Gov. Gavin Newsom’s broadband plan taps $5.5 billion from the flexible funding from the America Rescue Plan Act as part of his $7 billion plan, and has a much more accelerated timeline than the Legislature’s proposal, which would dedicate $1 billion a year for seven years to a program, said Geoff Neill, CSAC’s legislative representative for government finance, during a phone interview.

The timing is important, Neill said, because suppliers are anticipating there will be material shortages as a growing number of states and countries have plans like California’s to increase access to reliable internet, Neill said.

A coalition wants the final budget to include California Gov. Gavin Newsom’s broadband infrastructure proposal.

Bloomberg

Though the Legislature approved a placeholder budget on Monday, negotiations will continue between legislative leaders and Newsom through the July 1 budget signing and some of the budget trailer bills might not be approved until session ends in September.

“We know the budget that passed this week is not the last word,” Neill said. “There will be further negotiations that will result in additions.”

In addition to supporting the governor’s proposal, the coalition is lobbying legislative leaders to include the proposal in the budget Newsom is slated to sign by July 1 and not in a trailer bill that might not be approved until the session ends in September.

“The timing is critical,” Neill said. “Doing it before they go on summer recess is very important for a few reasons.”

The coalition wants all three parts of the proposed legislation — short-term affordability expansion, last-mile funding and open-access middle mile. It’s the perfect package,” Neill said.

Supporters fear that extended discussions about the proposal could result in the companies who have monopolies putting pressure on lawmakers to cut the open-access middle mile piece, he said.

“The sooner it gets passed, the sooner the relevant agencies can start doing the formal planning and staffing up for any grant awards or formal contracts to do the work,” he said. “If we wait until the end of session in September, which means half way into October to get it signed, that is months of lost time that the work could be progressing.”

When the pandemic forced everyone online as people limited in-person interactions, the importance of having affordable, reliable broadband available to everyone, became apparent, coalition members said during a Tuesday press conference.

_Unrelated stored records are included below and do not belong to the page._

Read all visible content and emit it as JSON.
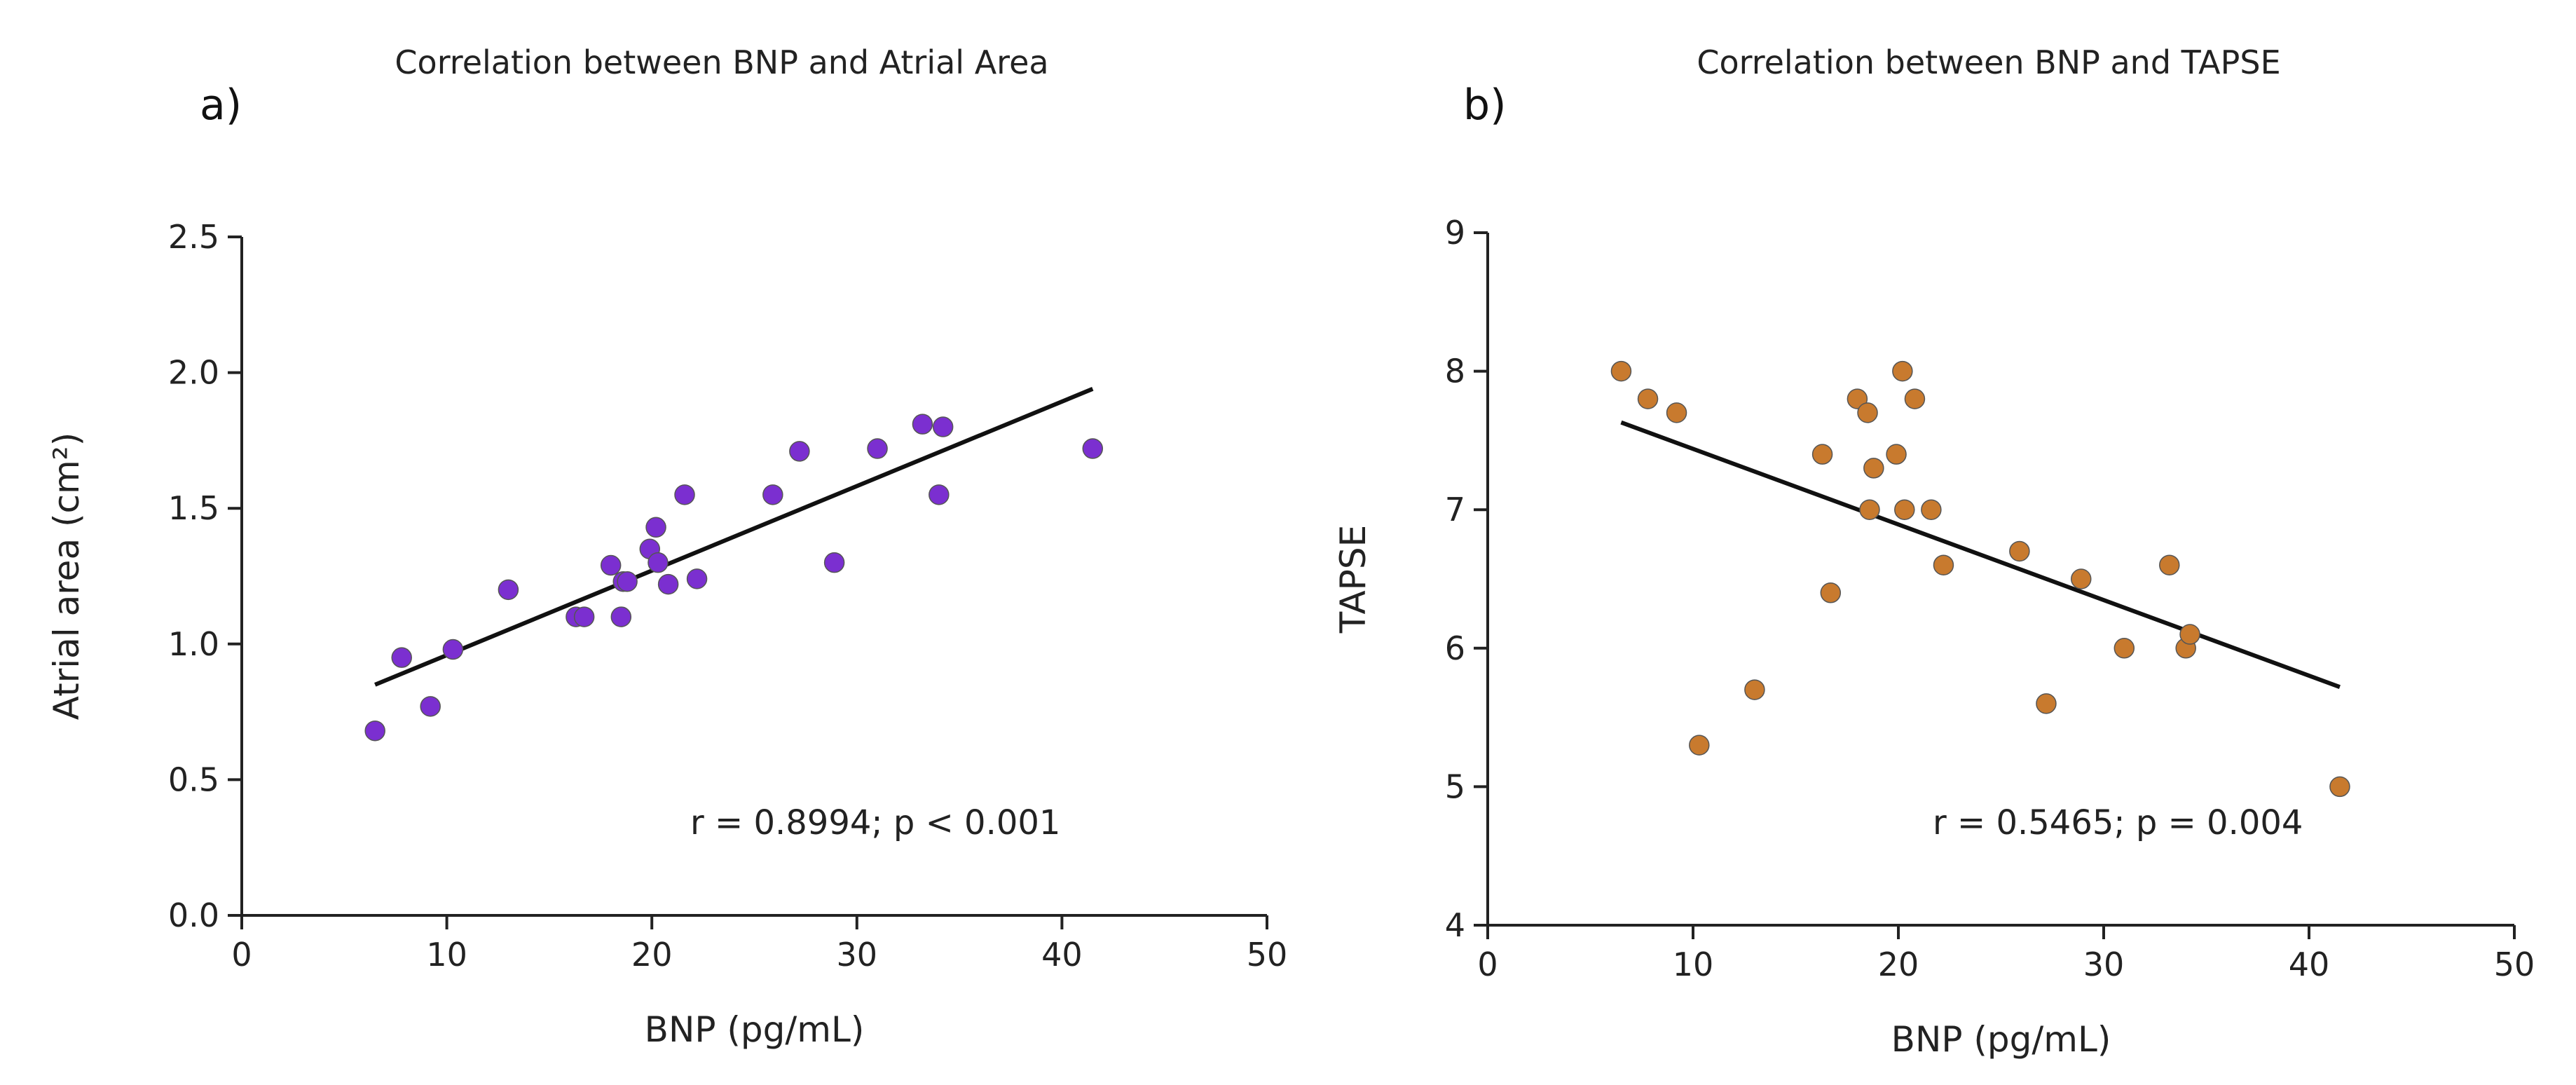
{
  "chart_data": [
    {
      "panel_label": "a)",
      "type": "scatter",
      "title": "Correlation between BNP and Atrial Area",
      "xlabel": "BNP (pg/mL)",
      "ylabel": "Atrial area (cm²)",
      "xlim": [
        0,
        50
      ],
      "ylim": [
        0.0,
        2.5
      ],
      "xticks": [
        "0",
        "10",
        "20",
        "30",
        "40",
        "50"
      ],
      "yticks": [
        "0.0",
        "0.5",
        "1.0",
        "1.5",
        "2.0",
        "2.5"
      ],
      "marker_color": "#7b2fd0",
      "points": [
        [
          6.5,
          0.68
        ],
        [
          7.8,
          0.95
        ],
        [
          9.2,
          0.77
        ],
        [
          10.3,
          0.98
        ],
        [
          13.0,
          1.2
        ],
        [
          16.3,
          1.1
        ],
        [
          16.7,
          1.1
        ],
        [
          18.0,
          1.29
        ],
        [
          18.5,
          1.1
        ],
        [
          18.6,
          1.23
        ],
        [
          18.8,
          1.23
        ],
        [
          19.9,
          1.35
        ],
        [
          20.2,
          1.43
        ],
        [
          20.3,
          1.3
        ],
        [
          20.8,
          1.22
        ],
        [
          21.6,
          1.55
        ],
        [
          22.2,
          1.24
        ],
        [
          25.9,
          1.55
        ],
        [
          27.2,
          1.71
        ],
        [
          28.9,
          1.3
        ],
        [
          31.0,
          1.72
        ],
        [
          33.2,
          1.81
        ],
        [
          34.0,
          1.55
        ],
        [
          34.2,
          1.8
        ],
        [
          41.5,
          1.72
        ]
      ],
      "fit_line": {
        "x": [
          6.5,
          41.5
        ],
        "y": [
          0.85,
          1.94
        ]
      },
      "annotation": "r = 0.8994; p < 0.001"
    },
    {
      "panel_label": "b)",
      "type": "scatter",
      "title": "Correlation between BNP and TAPSE",
      "xlabel": "BNP (pg/mL)",
      "ylabel": "TAPSE",
      "xlim": [
        0,
        50
      ],
      "ylim": [
        4,
        9
      ],
      "xticks": [
        "0",
        "10",
        "20",
        "30",
        "40",
        "50"
      ],
      "yticks": [
        "4",
        "5",
        "6",
        "7",
        "8",
        "9"
      ],
      "marker_color": "#c87a2e",
      "points": [
        [
          6.5,
          8.0
        ],
        [
          7.8,
          7.8
        ],
        [
          9.2,
          7.7
        ],
        [
          10.3,
          5.3
        ],
        [
          13.0,
          5.7
        ],
        [
          16.3,
          7.4
        ],
        [
          16.7,
          6.4
        ],
        [
          18.0,
          7.8
        ],
        [
          18.5,
          7.7
        ],
        [
          18.6,
          7.0
        ],
        [
          18.8,
          7.3
        ],
        [
          19.9,
          7.4
        ],
        [
          20.2,
          8.0
        ],
        [
          20.3,
          7.0
        ],
        [
          20.8,
          7.8
        ],
        [
          21.6,
          7.0
        ],
        [
          22.2,
          6.6
        ],
        [
          25.9,
          6.7
        ],
        [
          27.2,
          5.6
        ],
        [
          28.9,
          6.5
        ],
        [
          31.0,
          6.0
        ],
        [
          33.2,
          6.6
        ],
        [
          34.0,
          6.0
        ],
        [
          34.2,
          6.1
        ],
        [
          41.5,
          5.0
        ]
      ],
      "fit_line": {
        "x": [
          6.5,
          41.5
        ],
        "y": [
          7.63,
          5.72
        ]
      },
      "annotation": "r = 0.5465; p = 0.004"
    }
  ]
}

“COVID-19 exposed inequities that have been hidden in plain sight in California for decades,” said Santa Clara County Supervisor Cindy Chavez.

“More than 2 million Californians do not have adequate Internet access to do things as basic as attending a Zoom meeting,” Chavez said. “What that means is a child who can’t attend a class, an employee who can’t go to work, the inability to take advantage of virtual healthcare including outreach for COVID-19 vaccines and testing.”

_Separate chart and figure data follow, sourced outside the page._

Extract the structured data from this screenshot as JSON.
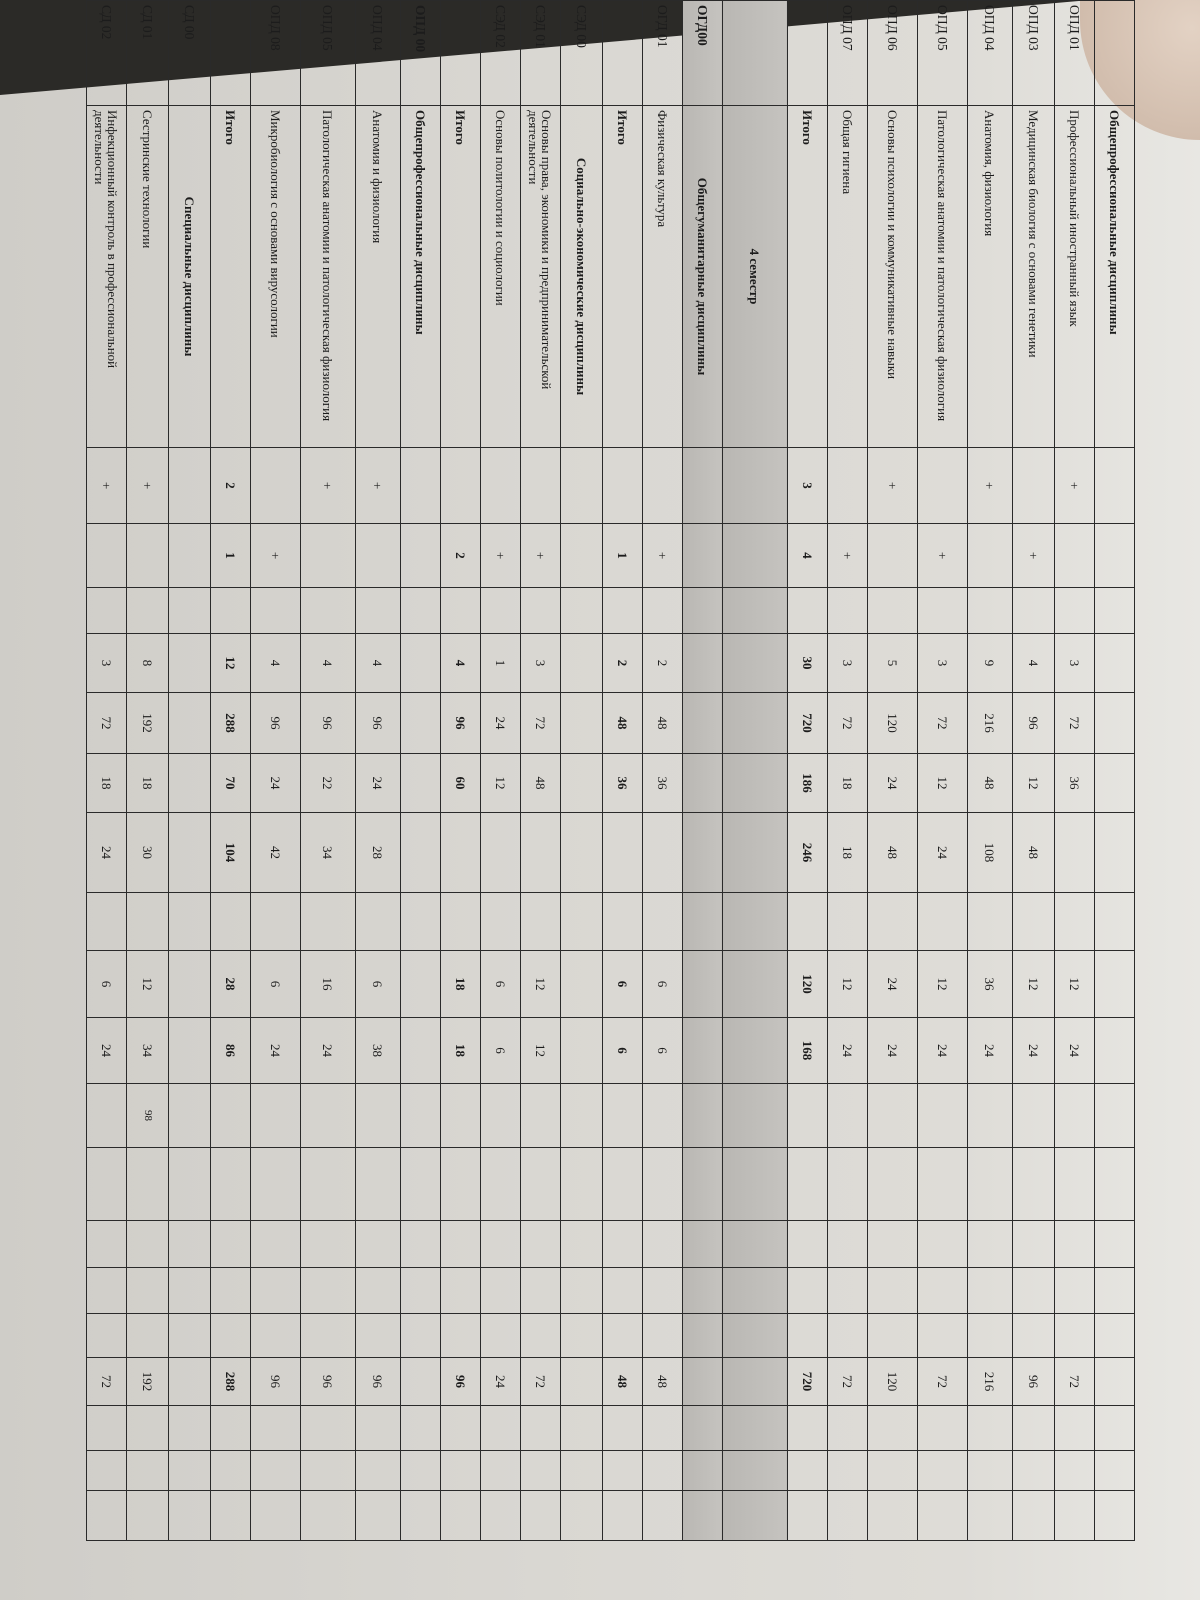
{
  "document": {
    "rows": [
      {
        "code": "",
        "name": "Общепрофессиональные дисциплины",
        "kind": "section",
        "cells": [
          "",
          "",
          "",
          "",
          "",
          "",
          "",
          "",
          "",
          "",
          "",
          "",
          "",
          "",
          "",
          "",
          "",
          "",
          ""
        ]
      },
      {
        "code": "ОПД 01",
        "name": "Профессиональный иностранный язык",
        "kind": "item",
        "cells": [
          "+",
          "",
          "",
          "3",
          "72",
          "36",
          "",
          "",
          "12",
          "24",
          "",
          "",
          "",
          "",
          "",
          "72",
          "",
          "",
          ""
        ]
      },
      {
        "code": "ОПД 03",
        "name": "Медицинская биология с основами генетики",
        "kind": "item",
        "cells": [
          "",
          "+",
          "",
          "4",
          "96",
          "12",
          "48",
          "",
          "12",
          "24",
          "",
          "",
          "",
          "",
          "",
          "96",
          "",
          "",
          ""
        ]
      },
      {
        "code": "ОПД 04",
        "name": "Анатомия, физиология",
        "kind": "item",
        "cells": [
          "+",
          "",
          "",
          "9",
          "216",
          "48",
          "108",
          "",
          "36",
          "24",
          "",
          "",
          "",
          "",
          "",
          "216",
          "",
          "",
          ""
        ]
      },
      {
        "code": "ОПД 05",
        "name": "Патологическая анатомии и патологическая физиология",
        "kind": "item",
        "cells": [
          "",
          "+",
          "",
          "3",
          "72",
          "12",
          "24",
          "",
          "12",
          "24",
          "",
          "",
          "",
          "",
          "",
          "72",
          "",
          "",
          ""
        ]
      },
      {
        "code": "ОПД 06",
        "name": "Основы психологии и коммуникативные навыки",
        "kind": "item",
        "cells": [
          "+",
          "",
          "",
          "5",
          "120",
          "24",
          "48",
          "",
          "24",
          "24",
          "",
          "",
          "",
          "",
          "",
          "120",
          "",
          "",
          ""
        ]
      },
      {
        "code": "ОПД 07",
        "name": "Общая гигиена",
        "kind": "item",
        "cells": [
          "",
          "+",
          "",
          "3",
          "72",
          "18",
          "18",
          "",
          "12",
          "24",
          "",
          "",
          "",
          "",
          "",
          "72",
          "",
          "",
          ""
        ]
      },
      {
        "code": "",
        "name": "Итого",
        "kind": "total",
        "cells": [
          "3",
          "4",
          "",
          "30",
          "720",
          "186",
          "246",
          "",
          "120",
          "168",
          "",
          "",
          "",
          "",
          "",
          "720",
          "",
          "",
          ""
        ]
      },
      {
        "code": "",
        "name": "4 семестр",
        "kind": "semester",
        "cells": [
          "",
          "",
          "",
          "",
          "",
          "",
          "",
          "",
          "",
          "",
          "",
          "",
          "",
          "",
          "",
          "",
          "",
          "",
          ""
        ]
      },
      {
        "code": "ОГД00",
        "name": "Общегуманитарные дисциплины",
        "kind": "section-shaded",
        "cells": [
          "",
          "",
          "",
          "",
          "",
          "",
          "",
          "",
          "",
          "",
          "",
          "",
          "",
          "",
          "",
          "",
          "",
          "",
          ""
        ]
      },
      {
        "code": "ОГД 01",
        "name": "Физическая культура",
        "kind": "item",
        "cells": [
          "",
          "+",
          "",
          "2",
          "48",
          "36",
          "",
          "",
          "6",
          "6",
          "",
          "",
          "",
          "",
          "",
          "48",
          "",
          "",
          ""
        ]
      },
      {
        "code": "",
        "name": "Итого",
        "kind": "total",
        "cells": [
          "",
          "1",
          "",
          "2",
          "48",
          "36",
          "",
          "",
          "6",
          "6",
          "",
          "",
          "",
          "",
          "",
          "48",
          "",
          "",
          ""
        ]
      },
      {
        "code": "СЭД 00",
        "name": "Социально-экономические дисциплины",
        "kind": "center",
        "cells": [
          "",
          "",
          "",
          "",
          "",
          "",
          "",
          "",
          "",
          "",
          "",
          "",
          "",
          "",
          "",
          "",
          "",
          "",
          ""
        ]
      },
      {
        "code": "СЭД 01",
        "name": "Основы права, экономики и предпринимательской деятельности",
        "kind": "item",
        "cells": [
          "",
          "+",
          "",
          "3",
          "72",
          "48",
          "",
          "",
          "12",
          "12",
          "",
          "",
          "",
          "",
          "",
          "72",
          "",
          "",
          ""
        ]
      },
      {
        "code": "СЭД 02",
        "name": "Основы политологии и социологии",
        "kind": "item",
        "cells": [
          "",
          "+",
          "",
          "1",
          "24",
          "12",
          "",
          "",
          "6",
          "6",
          "",
          "",
          "",
          "",
          "",
          "24",
          "",
          "",
          ""
        ]
      },
      {
        "code": "",
        "name": "Итого",
        "kind": "total",
        "cells": [
          "",
          "2",
          "",
          "4",
          "96",
          "60",
          "",
          "",
          "18",
          "18",
          "",
          "",
          "",
          "",
          "",
          "96",
          "",
          "",
          ""
        ]
      },
      {
        "code": "ОПД 00",
        "name": "Общепрофессиональные дисциплины",
        "kind": "section",
        "cells": [
          "",
          "",
          "",
          "",
          "",
          "",
          "",
          "",
          "",
          "",
          "",
          "",
          "",
          "",
          "",
          "",
          "",
          "",
          ""
        ]
      },
      {
        "code": "ОПД 04",
        "name": "Анатомия и физиология",
        "kind": "item",
        "cells": [
          "+",
          "",
          "",
          "4",
          "96",
          "24",
          "28",
          "",
          "6",
          "38",
          "",
          "",
          "",
          "",
          "",
          "96",
          "",
          "",
          ""
        ]
      },
      {
        "code": "ОПД 05",
        "name": "Патологическая анатомии и патологическая физиология",
        "kind": "item",
        "cells": [
          "+",
          "",
          "",
          "4",
          "96",
          "22",
          "34",
          "",
          "16",
          "24",
          "",
          "",
          "",
          "",
          "",
          "96",
          "",
          "",
          ""
        ]
      },
      {
        "code": "ОПД 08",
        "name": "Микробиология с основами вирусологии",
        "kind": "item",
        "cells": [
          "",
          "+",
          "",
          "4",
          "96",
          "24",
          "42",
          "",
          "6",
          "24",
          "",
          "",
          "",
          "",
          "",
          "96",
          "",
          "",
          ""
        ]
      },
      {
        "code": "",
        "name": "Итого",
        "kind": "total",
        "cells": [
          "2",
          "1",
          "",
          "12",
          "288",
          "70",
          "104",
          "",
          "28",
          "86",
          "",
          "",
          "",
          "",
          "",
          "288",
          "",
          "",
          ""
        ]
      },
      {
        "code": "СД 00",
        "name": "Специальные дисциплины",
        "kind": "center",
        "cells": [
          "",
          "",
          "",
          "",
          "",
          "",
          "",
          "",
          "",
          "",
          "",
          "",
          "",
          "",
          "",
          "",
          "",
          "",
          ""
        ]
      },
      {
        "code": "СД 01",
        "name": "Сестринские технологии",
        "kind": "item",
        "cells": [
          "+",
          "",
          "",
          "8",
          "192",
          "18",
          "30",
          "",
          "12",
          "34",
          "98",
          "",
          "",
          "",
          "",
          "192",
          "",
          "",
          ""
        ]
      },
      {
        "code": "СД 02",
        "name": "Инфекционный контроль в профессиональной деятельности",
        "kind": "item",
        "cells": [
          "+",
          "",
          "",
          "3",
          "72",
          "18",
          "24",
          "",
          "6",
          "24",
          "",
          "",
          "",
          "",
          "",
          "72",
          "",
          "",
          ""
        ]
      }
    ]
  }
}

While the program prioritizes the unserved and underserved, the open-access middle mile network proposed along the state’s highway system would allow for more competition from a variety of internet providers potentially lowering rates for everyone, Neill said.

“Now the vast majority of internet infrastructure is proprietary and controlled by a single company,” Neill said.

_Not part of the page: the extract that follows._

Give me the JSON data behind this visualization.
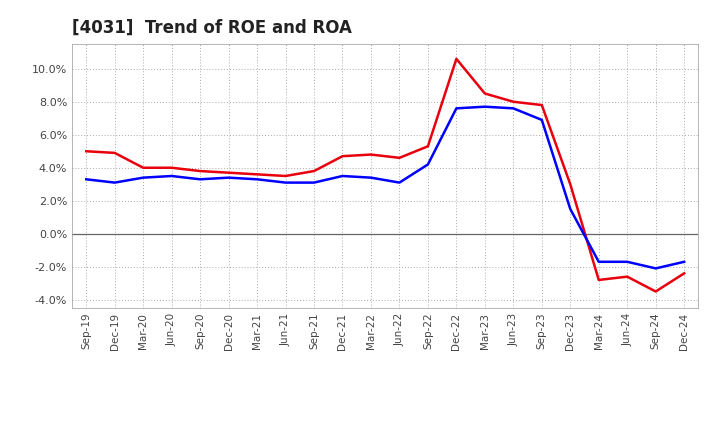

Those monopolies give them free reign to raise rates since the industry isn’t subject to rate regulation like electricity providers are, he said.

An open-access middle mile network that would be similar to long-distance transmission lines for electricity “has the potential to increase competition, lower costs, improve speeds and customer service,” said John Chiang, co-chair of California Forward and the state’s former treasurer.

“Reliable broadband is not a luxury, it’s a modern day necessity as vital as electricity and clean water,” Chiang said. “We join a broad coalition urging the state Legislature to take bold action and adopt the governor’s $7 billion broadband infrastructure plan to finally deliver on the promise of broadband for all.”